Byzantine nostalgia – this is how Tadeusz Kantor poetically described the intentions of the work of Jerzy Nowosielski, whose birth centenary we recently celebrated. His painting, fascinated by the bizarre co-existence of two dimensions – sacrum and profanum, spirituality and corporeality, mysticism and rationality, the desire for the absolute and intense erotic experiences - became the starting point for the explorations that led to this exhibition. Nowosielski was one of the most important metaphysicians of the twentieth century, and this metaphysics was born at the intersection of Eastern and Western cultural traditions.

The idea of the Byzantine Nostalgia project is to search for similarities between Polish and Ukrainian art and to find their common sources in culture. It is not so much about the style of the icon, the way of painting, as it is about the pull towards a metaphysical timeless reality. In the past, directing towards it was the main task of art, today this is no longer the case. Contemporary art is a carrier of meanings relevant to the moment - from philosophy and politics to psychoanalysis.

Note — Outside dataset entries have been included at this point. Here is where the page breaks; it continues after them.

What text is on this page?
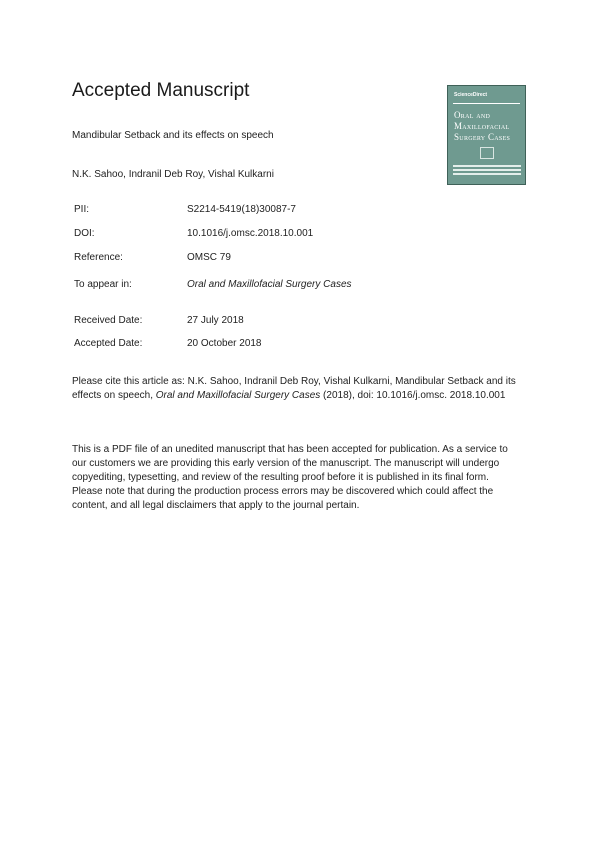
Accepted Manuscript
Mandibular Setback and its effects on speech
N.K. Sahoo, Indranil Deb Roy, Vishal Kulkarni
ScienceDirect
Oral and
Maxillofacial
Surgery Cases
PII:	S2214-5419(18)30087-7
DOI:	10.1016/j.omsc.2018.10.001
Reference:	OMSC 79
To appear in:	Oral and Maxillofacial Surgery Cases
Received Date:	27 July 2018
Accepted Date:	20 October 2018
Please cite this article as: N.K. Sahoo, Indranil Deb Roy, Vishal Kulkarni, Mandibular Setback and its effects on speech, Oral and Maxillofacial Surgery Cases (2018), doi: 10.1016/j.omsc. 2018.10.001
This is a PDF file of an unedited manuscript that has been accepted for publication. As a service to our customers we are providing this early version of the manuscript. The manuscript will undergo copyediting, typesetting, and review of the resulting proof before it is published in its final form. Please note that during the production process errors may be discovered which could affect the content, and all legal disclaimers that apply to the journal pertain.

However, the need to "look behind the scenes" remains extremely strong – like the basic instinct that drives art. We feel compelled to ask ourselves what or who is behind the painting. If God was once there, who is there now? The void? The Great Nothing, as Kazimir Malevich claimed? The main aspiration of the avant-garde was not, as is commonly believed, formal experimentation, but the search for a 'higher reality', the true one. At the origin of avant-garde trends - from suprematism to surrealism - lay the conviction of the primacy of the extrasensory world over the material one.

Mid-20th century modernism – from abstract expressionism to minimalism - with its idea of the 'tautological object' abolished the notion of the image. It came to mean that a work of art does not reflect anything, but simply exists. Thus, the idea of mimesis, which has driven art since antiquity, seems to have come to an end. Henceforth, self-defining art was to become God, to replace the absolute. Aesthetic fundamentalism, which assumes that the deep essence of a work is 'the work itself', is one of the dominant beliefs today. Postmodern metaphysics, according to which the whole history of art, an endless labyrinth of allusions, is hidden in the image, is also popular… These considerations can be continued for a long time – the understanding of the 'fullness' of an image may vary, but it was the concentration of the metaphysical sense that was the main criterion by which artists of different generations and currents were selected for the exhibition.